Allemagne : les hommes courtisés par les jardins d'enfants

L'un était pâtissier, l'autre linguiste : Sebastian et Torsten seront bientôt éducateurs, une reconversion encouragée en Allemagne pour attirer du personnel masculin dans les garderies.

"Nous voulons servir de repères identitaires sans transmettre de stéréotypes", explique Torsten Mansfeld, 35 ans, qui termine une animation matinale en anglais dans un jardin d'enfants bilingue à Neuruppin, à 80 kilomètres au nord-ouest de Berlin.

"La société parle d'égalité hommes-femmes, alors il faut montrer aux enfants qu'aussi bien les femmes que les hommes peuvent s'occuper d'eux", estime ce linguiste, père d'un garçon de 8 ans.

Torsten fait partie de la quarantaine d'anciens charpentiers, électriciens, ramoneurs, carreleurs ou chômeurs, qui ont déjà bénéficié d'une formation d'éducateurs de jeunes enfants de 2 ans, en alternance, prise en charge par les pouvoirs publics dans l'État régional du Brandebourg.

Une façon de pallier la rareté des hommes dans ces structures mais aussi d'anticiper la demande croissante de main-d'oeuvre du fait du vieillissement démographique et de l'augmentation prévue du nombre des places en crèches.
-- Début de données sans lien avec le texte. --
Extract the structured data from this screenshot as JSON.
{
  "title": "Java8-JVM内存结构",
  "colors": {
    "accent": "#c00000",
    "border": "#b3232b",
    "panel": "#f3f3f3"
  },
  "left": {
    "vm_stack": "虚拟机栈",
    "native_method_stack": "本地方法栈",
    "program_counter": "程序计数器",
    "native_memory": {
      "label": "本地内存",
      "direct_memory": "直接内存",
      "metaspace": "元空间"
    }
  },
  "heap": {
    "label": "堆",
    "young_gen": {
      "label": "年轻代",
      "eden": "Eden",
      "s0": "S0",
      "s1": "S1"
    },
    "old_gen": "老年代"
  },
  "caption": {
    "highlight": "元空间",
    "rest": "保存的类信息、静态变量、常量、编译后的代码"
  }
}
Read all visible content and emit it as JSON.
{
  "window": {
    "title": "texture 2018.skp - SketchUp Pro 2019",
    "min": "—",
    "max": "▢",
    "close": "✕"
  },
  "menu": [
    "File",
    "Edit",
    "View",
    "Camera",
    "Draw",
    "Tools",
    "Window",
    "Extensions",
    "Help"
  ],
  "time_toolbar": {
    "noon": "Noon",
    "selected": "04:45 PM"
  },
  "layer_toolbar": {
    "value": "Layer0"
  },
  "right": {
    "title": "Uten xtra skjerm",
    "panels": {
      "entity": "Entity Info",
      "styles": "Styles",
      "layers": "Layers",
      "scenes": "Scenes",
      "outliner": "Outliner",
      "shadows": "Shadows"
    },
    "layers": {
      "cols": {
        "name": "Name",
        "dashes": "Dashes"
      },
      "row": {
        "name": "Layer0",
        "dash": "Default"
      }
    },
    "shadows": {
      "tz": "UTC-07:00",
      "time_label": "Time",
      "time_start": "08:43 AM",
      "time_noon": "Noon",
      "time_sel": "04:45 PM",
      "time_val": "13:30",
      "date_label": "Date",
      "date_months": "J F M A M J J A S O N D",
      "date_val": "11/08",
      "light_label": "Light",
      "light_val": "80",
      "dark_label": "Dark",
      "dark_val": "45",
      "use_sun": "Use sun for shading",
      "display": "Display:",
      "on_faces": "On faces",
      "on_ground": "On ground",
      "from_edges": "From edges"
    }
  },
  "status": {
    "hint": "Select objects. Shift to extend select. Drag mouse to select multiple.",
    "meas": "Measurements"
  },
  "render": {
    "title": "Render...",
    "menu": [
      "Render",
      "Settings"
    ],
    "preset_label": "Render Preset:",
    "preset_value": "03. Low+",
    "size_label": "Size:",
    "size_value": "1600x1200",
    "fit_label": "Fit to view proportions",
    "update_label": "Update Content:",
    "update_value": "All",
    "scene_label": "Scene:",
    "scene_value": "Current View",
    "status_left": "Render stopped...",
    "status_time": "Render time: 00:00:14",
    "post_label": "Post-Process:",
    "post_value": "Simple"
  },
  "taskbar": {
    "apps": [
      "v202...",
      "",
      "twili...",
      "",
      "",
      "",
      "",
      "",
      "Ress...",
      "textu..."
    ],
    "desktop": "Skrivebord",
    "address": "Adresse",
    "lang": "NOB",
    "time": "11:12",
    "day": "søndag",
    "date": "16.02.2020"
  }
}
La démarche du Brandebourg, le Land entourant Berlin où le chômage dépasse les 10%, a été saluée par le ministère fédéral de la Famille, qui a présenté en juillet une étude selon laquelle les hommes forment 2,4% du personnel pédagogique des jardins d'enfants.

Pourtant, dans la première économie européenne, les hommes ne sont pas en reste dans l'éducation de leurs enfants : un père sur 5 prend un congé parental rémunéré.

Après 10 ans de pâtisserie, Sebastian Weger, 27 ans, cherchait de "nouvelles perspectives" et il se dit "comblé". "C'est en aidant ma petite amie dans une garderie que j'ai remarqué que c'était fait pour moi", dit-il, accueilli à bras ouverts par les têtes blondes de la crèche protestante de Neuruppin.

"Beaucoup d'hommes ont encore peur de se lancer, à cause des préjugés, et c'est dommage car c'est un enrichissement pour les enfants comme pour l'équipe", observe sa mentor et collègue, Judith Friedrich, estimant urgent de "revaloriser le métier".

"Les enfants ont besoin d'une personne de référence masculine surtout quand ils sont élevés uniquement par leur mère", poursuit l'éducatrice qui considère que la branche ne peut se contenter des volontaires du service civil.

La plupart des diplômés du programme de reconversion professionnelle, qui combine 2.100 heures de pratique et 1.200 heures de théorie, ont trouvé un emploi dans le Brandebourg.

Même Torsten est assuré de pouvoir rester dans son établissement d'accueil à l'issue de sa formation en mars, avec un salaire mensuel brut de 2.045 euros.

Pour Anette Stein, experte de la fondation Bertelsmann, ce modèle de reconversion "ne va pas suffire à changer les mentalités". Pour convaincre les hommes de choisir mais aussi de rester dans cette voie, il faudrait "plus de reconnaissance, notamment financière".

Un pas dans cette direction serait de redresser la qualification au niveau universitaire, en débat actuellement.

"Nous avons constaté un immense intérêt de la part des parents, des structures et des éducatrices, mais il n'y a pas de stratégie pour attirer les hommes dans ce domaine dominé par les femmes", affirme Jens Krabel, co-auteur de l'étude parue en juillet sur le personnel masculin dans les crèches.

Ce sera la mission d'un programme national baptisé "Plus d'hommes dans les jardins d'enfants" qui doit démarrer début 2011 avec l'objectif de contribuer à parvenir à long terme à 20% d'éducateurs dans les garderies.